When recycling people talk about the three r’s, reduce, reuse and recycle. The first two are very simple, let’s start with reduce: with which you reduce the amount of waste you make with alternatives, for example, you could instead of buying packs of plastic water bottles buy one reusable water bottle. The second “R”, reuse, states that anything can have a second use, whether it was made with that intention or you have to change some aspects of it, and example of it would be the reusable water bottle in the first example. The third “R”, recycle, is a bit more complicated to integrate into our daily lives, it is to put different materials through a process that will make it so that you can create completely different things.
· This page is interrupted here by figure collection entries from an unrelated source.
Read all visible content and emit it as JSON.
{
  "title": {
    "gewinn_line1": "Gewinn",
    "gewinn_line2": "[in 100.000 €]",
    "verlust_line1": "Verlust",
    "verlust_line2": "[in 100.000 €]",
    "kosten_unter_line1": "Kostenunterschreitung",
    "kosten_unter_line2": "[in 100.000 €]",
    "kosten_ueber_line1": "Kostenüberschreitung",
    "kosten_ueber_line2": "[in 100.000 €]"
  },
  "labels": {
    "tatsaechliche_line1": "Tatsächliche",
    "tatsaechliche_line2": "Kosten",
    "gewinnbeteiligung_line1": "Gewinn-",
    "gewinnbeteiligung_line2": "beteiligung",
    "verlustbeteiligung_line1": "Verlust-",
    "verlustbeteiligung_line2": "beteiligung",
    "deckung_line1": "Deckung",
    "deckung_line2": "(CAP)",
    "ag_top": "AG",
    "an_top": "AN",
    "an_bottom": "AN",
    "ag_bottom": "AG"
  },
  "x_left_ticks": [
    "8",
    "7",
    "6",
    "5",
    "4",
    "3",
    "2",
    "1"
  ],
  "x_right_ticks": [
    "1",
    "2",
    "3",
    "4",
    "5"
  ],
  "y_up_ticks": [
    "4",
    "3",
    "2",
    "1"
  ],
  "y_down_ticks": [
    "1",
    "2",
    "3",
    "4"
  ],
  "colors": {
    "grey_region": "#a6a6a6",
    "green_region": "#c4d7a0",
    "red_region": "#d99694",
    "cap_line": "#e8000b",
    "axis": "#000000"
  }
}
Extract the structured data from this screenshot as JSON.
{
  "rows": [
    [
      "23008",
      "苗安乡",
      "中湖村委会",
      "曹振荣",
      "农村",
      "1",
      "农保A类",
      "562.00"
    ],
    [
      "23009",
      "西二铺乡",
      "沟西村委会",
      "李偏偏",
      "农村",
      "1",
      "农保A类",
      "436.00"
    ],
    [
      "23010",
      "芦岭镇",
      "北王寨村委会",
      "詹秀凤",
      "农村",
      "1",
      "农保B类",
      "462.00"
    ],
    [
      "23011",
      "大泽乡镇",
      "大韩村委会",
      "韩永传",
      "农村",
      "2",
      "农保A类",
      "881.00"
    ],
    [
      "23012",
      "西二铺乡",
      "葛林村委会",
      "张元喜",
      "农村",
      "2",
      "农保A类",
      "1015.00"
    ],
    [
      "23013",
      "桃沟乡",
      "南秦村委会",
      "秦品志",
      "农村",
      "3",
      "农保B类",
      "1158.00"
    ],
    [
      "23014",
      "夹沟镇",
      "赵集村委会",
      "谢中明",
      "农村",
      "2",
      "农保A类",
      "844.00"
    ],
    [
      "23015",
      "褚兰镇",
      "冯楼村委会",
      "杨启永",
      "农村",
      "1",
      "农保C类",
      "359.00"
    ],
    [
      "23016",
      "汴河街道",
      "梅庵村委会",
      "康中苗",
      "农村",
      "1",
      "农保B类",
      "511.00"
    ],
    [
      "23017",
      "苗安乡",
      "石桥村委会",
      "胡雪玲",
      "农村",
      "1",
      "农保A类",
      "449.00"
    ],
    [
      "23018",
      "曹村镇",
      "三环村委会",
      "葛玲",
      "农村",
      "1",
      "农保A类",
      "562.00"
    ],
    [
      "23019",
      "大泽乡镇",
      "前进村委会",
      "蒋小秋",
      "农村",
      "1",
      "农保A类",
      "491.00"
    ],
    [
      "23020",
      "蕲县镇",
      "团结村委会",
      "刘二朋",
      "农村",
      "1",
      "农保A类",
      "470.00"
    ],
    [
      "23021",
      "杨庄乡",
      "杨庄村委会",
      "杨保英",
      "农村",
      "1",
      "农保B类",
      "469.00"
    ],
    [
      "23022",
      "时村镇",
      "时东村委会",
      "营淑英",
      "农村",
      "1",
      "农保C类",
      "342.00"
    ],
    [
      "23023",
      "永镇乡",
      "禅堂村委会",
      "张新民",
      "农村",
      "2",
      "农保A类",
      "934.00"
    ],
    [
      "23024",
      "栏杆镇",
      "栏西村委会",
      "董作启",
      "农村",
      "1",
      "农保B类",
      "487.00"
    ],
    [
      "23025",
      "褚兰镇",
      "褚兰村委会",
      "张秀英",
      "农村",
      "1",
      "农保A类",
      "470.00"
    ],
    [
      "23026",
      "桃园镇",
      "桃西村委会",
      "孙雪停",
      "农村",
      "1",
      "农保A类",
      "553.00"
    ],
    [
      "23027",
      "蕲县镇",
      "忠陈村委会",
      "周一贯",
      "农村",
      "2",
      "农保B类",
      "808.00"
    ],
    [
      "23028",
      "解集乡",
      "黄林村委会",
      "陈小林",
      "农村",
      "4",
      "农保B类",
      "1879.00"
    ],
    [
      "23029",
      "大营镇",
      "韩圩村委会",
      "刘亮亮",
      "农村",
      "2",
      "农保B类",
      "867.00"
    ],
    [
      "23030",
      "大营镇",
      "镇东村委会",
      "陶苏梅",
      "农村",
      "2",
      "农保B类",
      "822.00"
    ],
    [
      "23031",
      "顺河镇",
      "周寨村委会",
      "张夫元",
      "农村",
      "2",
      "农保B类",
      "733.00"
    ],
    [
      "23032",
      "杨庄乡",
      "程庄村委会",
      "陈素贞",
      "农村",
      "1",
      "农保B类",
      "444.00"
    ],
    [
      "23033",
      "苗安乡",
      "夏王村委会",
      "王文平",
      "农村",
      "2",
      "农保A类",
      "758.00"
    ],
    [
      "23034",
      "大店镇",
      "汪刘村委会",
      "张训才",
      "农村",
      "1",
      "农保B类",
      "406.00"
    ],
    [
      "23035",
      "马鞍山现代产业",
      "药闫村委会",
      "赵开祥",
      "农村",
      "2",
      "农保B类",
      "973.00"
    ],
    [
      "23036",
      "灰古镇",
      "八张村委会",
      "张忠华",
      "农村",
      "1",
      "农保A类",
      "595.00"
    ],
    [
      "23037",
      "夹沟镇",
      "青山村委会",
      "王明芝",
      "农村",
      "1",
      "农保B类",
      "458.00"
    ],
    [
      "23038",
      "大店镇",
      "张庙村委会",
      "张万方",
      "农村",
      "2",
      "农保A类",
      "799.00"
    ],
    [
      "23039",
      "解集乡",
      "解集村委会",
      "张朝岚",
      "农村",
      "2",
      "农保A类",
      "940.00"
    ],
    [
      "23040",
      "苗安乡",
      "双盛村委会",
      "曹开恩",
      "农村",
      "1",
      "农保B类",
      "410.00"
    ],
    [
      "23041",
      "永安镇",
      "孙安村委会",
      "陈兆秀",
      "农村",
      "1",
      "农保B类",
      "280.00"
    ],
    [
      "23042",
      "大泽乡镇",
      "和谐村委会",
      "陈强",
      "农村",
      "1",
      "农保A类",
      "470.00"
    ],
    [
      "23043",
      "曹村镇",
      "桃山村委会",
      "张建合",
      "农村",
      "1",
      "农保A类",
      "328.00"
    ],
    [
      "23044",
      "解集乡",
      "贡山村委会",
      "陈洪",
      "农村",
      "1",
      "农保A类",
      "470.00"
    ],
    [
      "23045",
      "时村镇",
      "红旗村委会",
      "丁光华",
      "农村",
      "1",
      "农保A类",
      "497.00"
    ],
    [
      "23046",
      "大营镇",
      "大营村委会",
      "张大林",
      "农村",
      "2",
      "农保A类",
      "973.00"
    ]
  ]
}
Recycling is usually done by official institutes or private facilities, some of these have special cans that resemble trash cans but are colored different that you can put outside your home and these will be taken the same way trash is. These usually say that everything that has a recycling symbol can be recycled and sometimes mention a general aspect of what can be recycled such as plastic, glass, cardboard. After that all responsibility is out of your hands, but what if half of the things you throw in a recycling bin are going to a dumpster instead of being processed.
In the image below you can see a recycling symbol. It is the one used to promote recycling and what its used to identify everything that can be recycled.
What we are often not told by the facilities that do the recycling process is that there are 7 types of plastics and you can find them identified in the middle of the symbol.
These numbers are quite important when recycling because these are used to identify the different types of plastics, for example, plastics 1 would be Polyethylene Terephthalate which mainly consists of water bottles and beer bottles, while plastics 4 are Low Density Polyethylene which are mostly used to make shopping bags and food wraps. In the facilities, these are important because each type of material is divided by so but these numbers are important to us because depending on the facility there is a possibility everything you are throwing in the recycling bin is not actually being recycled.
In some places, not all seven plastics are actually recycled but we are not being told, after the materials are divided everything that is not being recycled is taken to a dumpster, the place you were trying to avoid in the first place. For example if you live in a place where recycling is taken care off by the public services, although a lot of money could be made from recycling to get more funds for the community by selling the materials made from it to big companies, they might only be recycling 3-4 of the plastics in the list because it pleases the people but takes less effort than doing them all.
Why is it important for you to know this? Because we need to call it out, we cannot show them we are pleased with them recycling half of what we throw in the recycling bin when everything in it can be made into something else. The world is wonderful and has provided us everything we could ever need to become the best versions of ourselves, so why don’t we let it be its best version of itself?